(Steve Sebelius/SlashPolitics) – First, let me say I believe absolutely in the First Amendment to the Constitution, which says “Congress shall make no law … abridging the freedom of speech, or of the press, or the right of the people peaceably to assemble, and to petition the government for a redress of grievances.”
Don’t wait for a “but,” or an “except,” or “in some cases.” I don’t have one.
Second, at least one idea arising from the tragic, despicable and apparently premeditated shooting of U.S. Rep. Gabrielle Giffords, D-Ariz., over the weekend would be to extend the provisions of 18 U.S.C. 871 to members of Congress. (That’s the provision of federal law that makes it a crime to use the U.S. mail to threaten the life of the president, the vice president or successors to the president.)
That’s a bad idea. It treads close enough to the First Amendment to at least create myriad appeals for people so convicted.
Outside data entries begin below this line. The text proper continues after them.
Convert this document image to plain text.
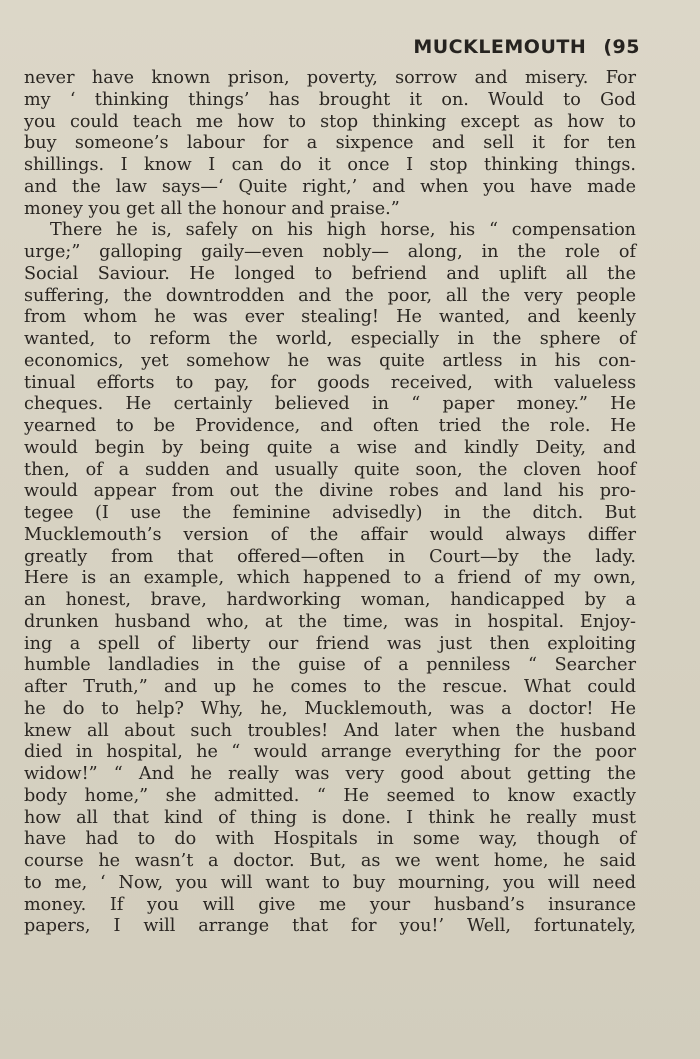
MUCKLEMOUTH (95
never have known prison, poverty, sorrow and misery. For
my ‘ thinking things’ has brought it on. Would to God
you could teach me how to stop thinking except as how to
buy someone’s labour for a sixpence and sell it for ten
shillings. I know I can do it once I stop thinking things.
and the law says—‘ Quite right,’ and when you have made
money you get all the honour and praise.”
There he is, safely on his high horse, his “ compensation
urge;” galloping gaily—even nobly— along, in the role of
Social Saviour. He longed to befriend and uplift all the
suffering, the downtrodden and the poor, all the very people
from whom he was ever stealing! He wanted, and keenly
wanted, to reform the world, especially in the sphere of
economics, yet somehow he was quite artless in his con-
tinual efforts to pay, for goods received, with valueless
cheques. He certainly believed in “ paper money.” He
yearned to be Providence, and often tried the role. He
would begin by being quite a wise and kindly Deity, and
then, of a sudden and usually quite soon, the cloven hoof
would appear from out the divine robes and land his pro-
tegee (I use the feminine advisedly) in the ditch. But
Mucklemouth’s version of the affair would always differ
greatly from that offered—often in Court—by the lady.
Here is an example, which happened to a friend of my own,
an honest, brave, hardworking woman, handicapped by a
drunken husband who, at the time, was in hospital. Enjoy-
ing a spell of liberty our friend was just then exploiting
humble landladies in the guise of a penniless “ Searcher
after Truth,” and up he comes to the rescue. What could
he do to help? Why, he, Mucklemouth, was a doctor! He
knew all about such troubles! And later when the husband
died in hospital, he “ would arrange everything for the poor
widow!” “ And he really was very good about getting the
body home,” she admitted. “ He seemed to know exactly
how all that kind of thing is done. I think he really must
have had to do with Hospitals in some way, though of
course he wasn’t a doctor. But, as we went home, he said
to me, ‘ Now, you will want to buy mourning, you will need
money. If you will give me your husband’s insurance
papers, I will arrange that for you!’ Well, fortunately,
And in an age where overreaction with “zero tolerance” policies produce all manner of absurdities in schools and workplaces, we dare not tread close to the First Amendment.
Third, it’s important to understand that an apparently mentally disturbed young man who’d become obsessed with Giffords shot her. Jared Loughner, 22, of Tucson was described by people who knew him as a loner and an outcast. He’s the one charged with the crime — and the only one — and, if convicted, he be the only one responsible for the rampage that took six lives, including that of a federal judge and a 9-year-old girl.
As tempting as it may be to blame others, it just doesn’t stick.
It was revealed during her 2008 run for U.S. Senate that Nevada Republican Sharron Angle told a radio interviewer that “…if this Congress keeps going the way it is, people are really looking toward those Second Amendment remedies and saying my goodness what can we do to turn this country around?”
(Interestingly, this is precisely the scenario in Arizona: Giffords had defeated a Tea Party-backed candidate in a close race in November, thus ensuring — at least in her district — Congress would keep going the way it was. But it’s impossible to say at this point if Loughner was motivated, or even knew about, any such rhetoric, and much more compelling to believe he was not. In fact, his obsession with Giffords may date to another town hall meeting in 2007, when he attended and asked the congresswoman a bizarre question.)
Moreover, Sarah Palin was fond of enjoining her supports to “don’t retreat, reload!” during her similarly ill-fated run for the vice presidency. She even used a rifle-sight logo during the 2008 election to show she was “targeting” certain races. One of the races that Palin endorsed a GOP challenger was Giffords’s.
But neither Angle nor Palin pulled the trigger on Saturday. Neither Angle nor Palin told Loughner to do what he did.
I wonder if perhaps people such as Angle and Palin — and anybody else who uses the rhetoric of violence in a political context — may want to consider that there are people out there who aren’t quite sane. That these people may interpret that language far more literally than the rest of us, and even act on it, with deadly results. This is especially true in a political and economic environment where desperation is high, reason is scarce and hatred is plentiful.
Following the shooting, the sheriff of Pima County, Clarence Dupnik, blamed the vitriol in the political arena for the tragedy, saying his state (with its anti-illegal immigration law) had become ground zero for that vitriol. “That may be free speech, but it’s not without consequences,” he said.
Indeed, our free speech does have consequences. And while those consequences should never be cause for us to circumscribe our rights, they should at least give us pause before we exercise them. This is America, after all, a democratic republic, where we settle our disputes with ballots, not bullets. Or at least, where we should.